I'm still quite the newb to game making, but i would like to put in my thoughts. I believe the heart of the issue comes down to your motivation, what you're trying to accomplish, I've only worked on a few games though I've done quite a bit of programming outside that. Right now I'm on my third game, and it's been a leap in difficulty, but the reason i wanted to do this was i wanted to really make a reusable, modular game and engine in which i could start doing some self research in AI. AI is where my personal passions lie so for me the extra effort and learning it has taken to do this has been worth it. I've been at it for a few months now tinkering, learning and starting from scratch from time to time.

Yes you could argue i could have learned a lot more without building the engine and just building smaller games for a while. But i know my motivations lie elsewhere and so im still trucking along and I've learned quite a bit on my own.

Of course I'm not saying jump strait into engine making, at least start with some simple stuff like making a pong clone. But ultimately how early you start actually working on an engine of your own i would argue lies in your personal motivation. tongue.png Just my opinion though take from it what you may.

If you want to create your own engine, learn to make games with other engines, make a list of features your engine should support and see how other implemented those features, and what difficulties they are facing with that implementation. That will give you a headstart.

Also, it is kinda hard to showcase your engine without a game written with that engine, which means at some point you need to get involved to create at least one game for it, either by outsourcing that to other people or (most probably) creating a simple game yourself. So you will need game making skills anyway at some point.

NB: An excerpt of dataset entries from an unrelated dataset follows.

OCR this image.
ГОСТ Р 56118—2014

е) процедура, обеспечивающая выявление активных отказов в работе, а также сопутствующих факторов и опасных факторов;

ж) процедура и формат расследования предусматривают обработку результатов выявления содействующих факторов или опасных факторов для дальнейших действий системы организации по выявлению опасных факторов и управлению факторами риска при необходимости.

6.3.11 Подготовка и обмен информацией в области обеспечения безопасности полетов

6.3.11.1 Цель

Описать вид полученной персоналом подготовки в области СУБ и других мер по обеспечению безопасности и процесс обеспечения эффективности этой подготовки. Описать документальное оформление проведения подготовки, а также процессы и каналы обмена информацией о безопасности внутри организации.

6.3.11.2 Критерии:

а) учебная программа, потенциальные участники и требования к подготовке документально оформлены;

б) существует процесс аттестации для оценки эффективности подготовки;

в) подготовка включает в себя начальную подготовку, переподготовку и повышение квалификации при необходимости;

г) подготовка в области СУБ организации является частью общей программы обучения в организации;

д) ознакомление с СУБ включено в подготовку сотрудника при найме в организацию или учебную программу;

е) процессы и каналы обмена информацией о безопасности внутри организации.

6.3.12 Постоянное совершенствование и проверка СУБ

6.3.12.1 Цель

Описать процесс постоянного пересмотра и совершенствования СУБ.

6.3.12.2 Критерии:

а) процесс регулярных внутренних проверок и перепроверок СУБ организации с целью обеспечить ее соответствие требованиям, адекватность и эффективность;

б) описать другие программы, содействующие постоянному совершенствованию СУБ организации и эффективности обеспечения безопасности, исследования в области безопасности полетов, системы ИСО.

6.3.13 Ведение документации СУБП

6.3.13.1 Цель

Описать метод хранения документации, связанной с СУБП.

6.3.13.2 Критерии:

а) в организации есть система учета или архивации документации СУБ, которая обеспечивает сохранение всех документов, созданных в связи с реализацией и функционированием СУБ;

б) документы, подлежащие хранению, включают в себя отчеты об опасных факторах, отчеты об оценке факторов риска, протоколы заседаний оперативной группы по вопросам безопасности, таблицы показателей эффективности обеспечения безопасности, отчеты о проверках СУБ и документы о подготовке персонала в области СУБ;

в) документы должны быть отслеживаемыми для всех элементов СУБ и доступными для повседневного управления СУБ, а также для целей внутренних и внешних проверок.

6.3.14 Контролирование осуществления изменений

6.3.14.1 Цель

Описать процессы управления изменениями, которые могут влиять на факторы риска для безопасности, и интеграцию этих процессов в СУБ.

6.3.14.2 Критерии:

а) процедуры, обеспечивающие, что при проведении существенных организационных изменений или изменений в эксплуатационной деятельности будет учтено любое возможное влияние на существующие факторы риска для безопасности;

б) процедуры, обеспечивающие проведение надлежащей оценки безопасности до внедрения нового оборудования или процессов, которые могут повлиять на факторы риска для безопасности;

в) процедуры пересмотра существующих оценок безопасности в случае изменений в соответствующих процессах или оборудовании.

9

If you want to learn the skills to be an engine programmer in the industry, or want to soup up your CV for other positions, do the same. You will also need to create some showcase using your engine later on, so the skills will not completly go to waste anyway (and probably you will not be starting off as an engine programmer, IDK if this is an entry position for new blood).

If you want to create a game, think long and hard if you need to create your own engine. Or better, skip thinking long and just think double as hard about it :)

Modern multipurpose engines can be used for ANY kind of game. There are always the small games where the engine adds so much overhead that you are better off without any kind of engine, and there are special cases where you need to modify the engine to support some functionality that needs to embedded deep into the engine... exactly for this cases, many engine makers give you the source code for. You can get it for free from epic for Unreal Engine 4 for example.

So even if you really need to change something in the engine, you could pull it off (its not easy, but neither is writing your own engine from scratch).

And in 99% of cases Unreal or Unity will do exactly what you need.

It completely depends on how complex your engine is, what language you're writing it in (and how readily available APIs are) and, most importantly, what kind of game you're making and how complex it is. How many system is the game going to have? And so on. At the very least, you're making use of APIs and you're never really making things from absolute scratch. That's just bad programming, a waste of time.

Just start learning a language, and make it your goal to learn the language. As Will Smith once said, you don't set out to build a Wall. You set out to make the best possible brick and then you do that enough times and the Wall (or whatever else that may be superior to the original idea) will emerge as a result.